GBM is a devastating disease with peak incidence in the seventh decade. Pre-clinical models are essential for studying resistance mechanisms and screening novel therapies. However, historically these models have failed to predict response in humans. Current models seldom incorporate surgical resection, and commonly use young animals whose immune contexture differs from older patients. Here, we have established an orthotopic model employing the syngeneic mesenchymal-NFpp10a-cell line which incorporates surgical resection in aged mice. We further characterise response to ICI and temozolomide monotherapy. NFpp10a and GL261-cell lines were exposed in vitro to irradiation (0Gy/2Gy/5Gy) and response assessed using colony formation assays. NFpp10a formed significantly more colonies at 5Gy compared to GL261 at both day 10 (NFpp10a 5.167 vs GL261 1.4; p=0.0017) and day 14 (NFpp10a 3.5 vs GL261 0; p< 0.0001). Hence, NFpp10a displays increased radioresistance. Next, NFpp10a-luciferin expressing cells were orthotopically implanted into young (6-8weeks;n=16) and aged (18months;n=16) C57BL/6-mice. Weekly bioluminescence imaging (BLI) was performed to monitor growth. Mice undergoing resection showed a median 18.47-fold drop in BLI signal. We demonstrated resection survival advantage in aged mice (Resection:33.5 days vs Non-Resection:18 days, p= 0.0166) and showed young age to be a positive prognostic factor (Young:62 days vs Aged:22 days, p=0.0002). Subsequently, we orthotopically implanted NFpp10a-Luc2 cells into C57BL/6 mice and treated with temozolomide (n=24) or PBS control (n=23), and anti-PD1 (n=24) or IgG (n=23). We observed that temozolomide and anti-PD1 monotherapy had no impact on NFpp10-Luc2 growth (temozolomide-overall:p=0.9001, anti-PD1-overall:p=0.7933) or survival (temozolomide-overall:p=0.3035, anti-PD1-overall:p=0.6328). Overall, we have established an NFpp10-Luc2 mesenchymal-GBM model in aged mice which incorporates surgical resection and accurately displays significant resistance to temozolomide and anti-PD1 monotherapy. We are currently employing this model to study the efficacy of neoadjuvant anti-PD1 therapy. Mechanistic analyses with multiplex-immunohistochemistry, scRNA and whole exome sequencing are planned to interrogate treatment effects on the tumor microenvironment.

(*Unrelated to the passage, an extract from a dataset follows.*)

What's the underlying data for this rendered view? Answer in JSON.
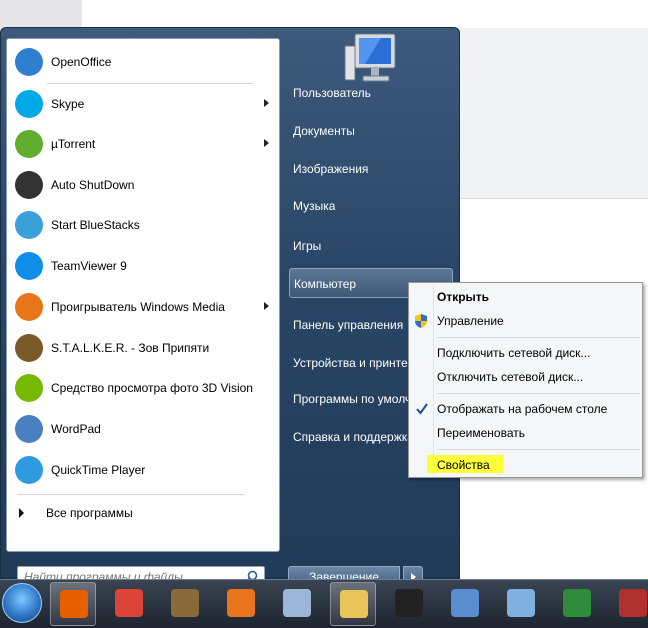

DDRE-19. SPIDER VENOMS AS SOURCES OF MOLECULES FOR NEW CANCER TREATMENTS: THE EFFECTS OF THE SNX-482 PEPTIDE ON MACROPHAGE MODULATION

Malignant primary brain tumors remain among the most difficult cancers to treat. In malignant tissues, macrophages are accumulated in a high infiltration being known as tumor-associated macrophages (TAMs). These cells are associated with poor prognostics in many types of cancer. Studies in our group demonstrated that the venom of Phoneutria nigriventer (PnV), a wandering spider from South America, has reduced the development of glioblastoma (GBM) in a murine model, inducing a large infiltrate of TAMs. Subsequently, in vitro results demonstrated that PnV activates macrophages, increasing the ability to kill tumor cells. The aim of this study was to analyze the effects of the peptide SNX-482 presented in the venom of Hysterocrates gigas in macrophages for further correlation with the PnV. Macrophages were differentiated from bone marrow precursors collected from male C57BL6 mice and differentiated for 7 days with M-CSF. These cells were used for polarization and coculture with T cells and analyzed by flow cytometry. PCR Array was also performed (QIAGEN) for the analysis of gene expression. The results showed that SNX-482 could activate macrophages in a not dose-dependent response. There was an increase in the main activation markers (CD40, CD80, CD86, CD68, CD83, and MHCII). The polarization indicated that the peptide potentiated the proinflammatory effect of M1 macrophages (increased MHCII and iNOS). The screening of 86 cancer-related genes showed that the Ccr4, Pdcd1, Gzmb, and IFN-γ genes had an increase in their expression. Furthermore, we developed in C57BL/6 mouse a pre-clinical model of intracranial glioblastoma using the Gl261 cell line. The results showed an applied-easy-safe model that could alter the gene expression of cancer markers. Taken together, all the results contributed to increasing the knowledge about the peptide SNX-482 and the model for further pre-clinical assays of glioblastoma, making a great advance in the development of new treatments.